Avalie que você é complexo demais para ser medido ou avaliado totalmente. Evite generalizar: use suas histórias, seus erros e realizações para aprender e se aprimorar enquanto ser humano, você tem potencial para isso. Afinal, uma única fruta estragada no meio de uma linda cesta de maçãs não desvaloriza a cesta inteira.
Não rotule. Rotular a si mesmo ou aos outros não é o melhor caminho para se aceitar. Além do mais, a ideia de rotular é inapropriada para a condição humana. Por exemplo: Se você mentiu para alguém uma vez, isso não te faz um mentiroso. Da mesma forma, se você conseguiu se sair bem em alguma tarefa, você não será um eterno vencedor.
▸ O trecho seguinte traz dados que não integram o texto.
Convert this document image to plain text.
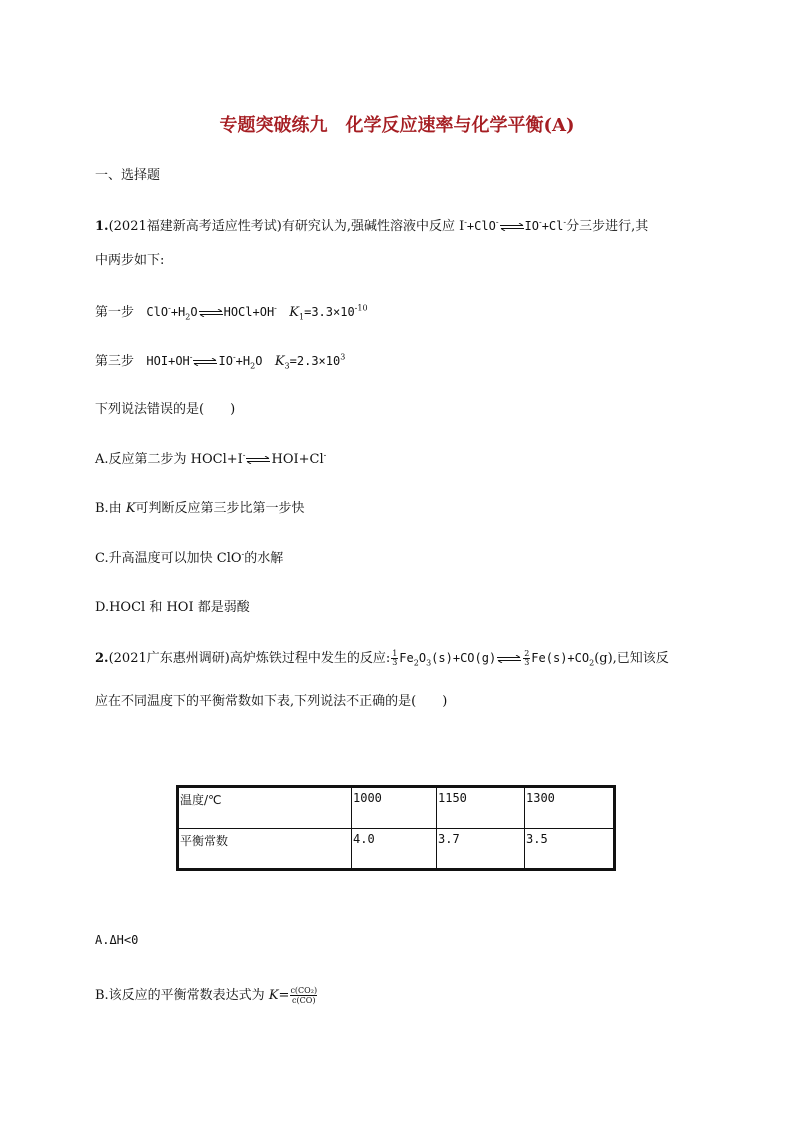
专题突破练九　化学反应速率与化学平衡(A)
一、选择题
1.(2021福建新高考适应性考试)有研究认为,强碱性溶液中反应 I-+ClO-⇌IO-+Cl-分三步进行,其
中两步如下:
第一步 $ClO^-+H_2O\rightleftharpoons HOCl+OH^-$ $K_1=3.3\times 10^{-10}$
第三步 $HOI+OH^-\rightleftharpoons IO^-+H_2O$ $K_3=2.3\times 10^3$
下列说法错误的是(　　)
A.反应第二步为 HOCl+I-⇌HOI+Cl-
B.由 K可判断反应第三步比第一步快
C.升高温度可以加快 ClO-的水解
D.HOCl 和 HOI 都是弱酸
2.(2021广东惠州调研)高炉炼铁过程中发生的反应: $\frac{1}{3}$ $Fe_2O_3(s)+CO(g)\rightleftharpoons \frac{2}{3} Fe(s)+CO_2(g)$,已知该反
应在不同温度下的平衡常数如下表,下列说法不正确的是(　　)
温度/℃	1000	1150	1300
平衡常数	4.0	3.7	3.5
A.ΔH<0
B.该反应的平衡常数表达式为 $K= \frac{\text{c(CO₂)}}{c(CO)}$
Reconheça a sua natureza mutável. O ser humano muda constantemente. Você pode medir todas as suas características pessoais hoje e nomeá-las, mas amanhã se deparará com o erro, porque a cada dia você muda e amadurece, mesmo que de forma quase imperceptível e ganha novas experiências. Reconheça que você é uma obra em progresso e tente manter uma atitude flexível em relação a si mesmo.
Aceite a sua natureza imperfeita. Os seres humanos são falhos e imperfeitos. Você é, ao mesmo tempo, um incrível resultado da evolução e apenas o animal mais esperto do planeta. Por isso ninguém consegue atingir a perfeição. Sentir tristeza, desapontamento ou remorso pelos erros e mancadas é desconfortável, mas necessário para atingir comportamentos benéficos, corretivos e saudáveis. Portanto, não se condene e nem se deprecie para não adoecer.
Valorize o ser único que você é. Você é o único dono das suas próprias e pequenas particularidades. Aprenda a rir disso, porque os erros e os momentos difíceis continuarão acontecendo, você querendo ou não. Aceitar a existência dos seus defeitos pode ajudá-lo a entender as suas próprias limitações e identificar as áreas que você pode querer marcar como alvo para futuras mudanças.
Use a autoaceitação para auxiliar no seu aprimoramento. a autoaceitação pode levar a uma resposta emocional negativa apropriada e saudável. Este tipo de resposta emocional tende a levar a comportamentos produtivos e adaptáveis. A autodifamação, por outro lado, leva a respostas emocionais nocivas e inapropriadas, as quais consequentemente, tendem a produzir comportamentos improdutivos ou destrutivos.
Esteja Aberto a Mudanças. Por pior que tenha sido seu comportamento, acredite, você consegue se aceitar. Porém, aceitar a si mesmo não significa que você tenha que continuar agindo da mesma forma. O correto é dizer pra si mesmo: Eu sou um ser humano aceitável como qualquer outro, que tem emitido alguns comportamentos insatisfatórios e inaceitáveis, com os quais irei aprender para começar a agir de forma mais construtiva a partir de agora.
Siga o exemplo do seu melhor amigo. A maioria dos seres humanos julga os amigos de acordo com um padrão muito mais compreensivo do que consigo mesmos. Por isso, aja como seu melhor amigo ao julgar seu comportamento. Aceite suas falhas como se elas fossem as do seu melhor amigo. Diante de um fracasso, talvez você diria pra si mesmo: Eu não vou conseguir, sou muito fraco. Seu amigo provavelmente lhe diria: Tente de novo e não seja tão duro com você mesmo.
Selecione a Jornada da Autoajuda Rumo à AutoAceitação. Não tente se tornar uma pessoa melhor chamando a atenção para seus erros, falhas e fracassos. Tentar resolver um problema emocional ao mesmo tempo em que se deprecia é como tentar aprender um novo idioma batendo com o livro na sua cabeça. Seu trabalho ficará bem mais difícil desta forma. Por fim, quando não estiver mais distraído tentando prejudicar a si mesmo com pensamentos depreciativos, poderá se concentrar melhor para lidar com a adversidade, reduzir a interferência e se aprimorar enquanto ser humano.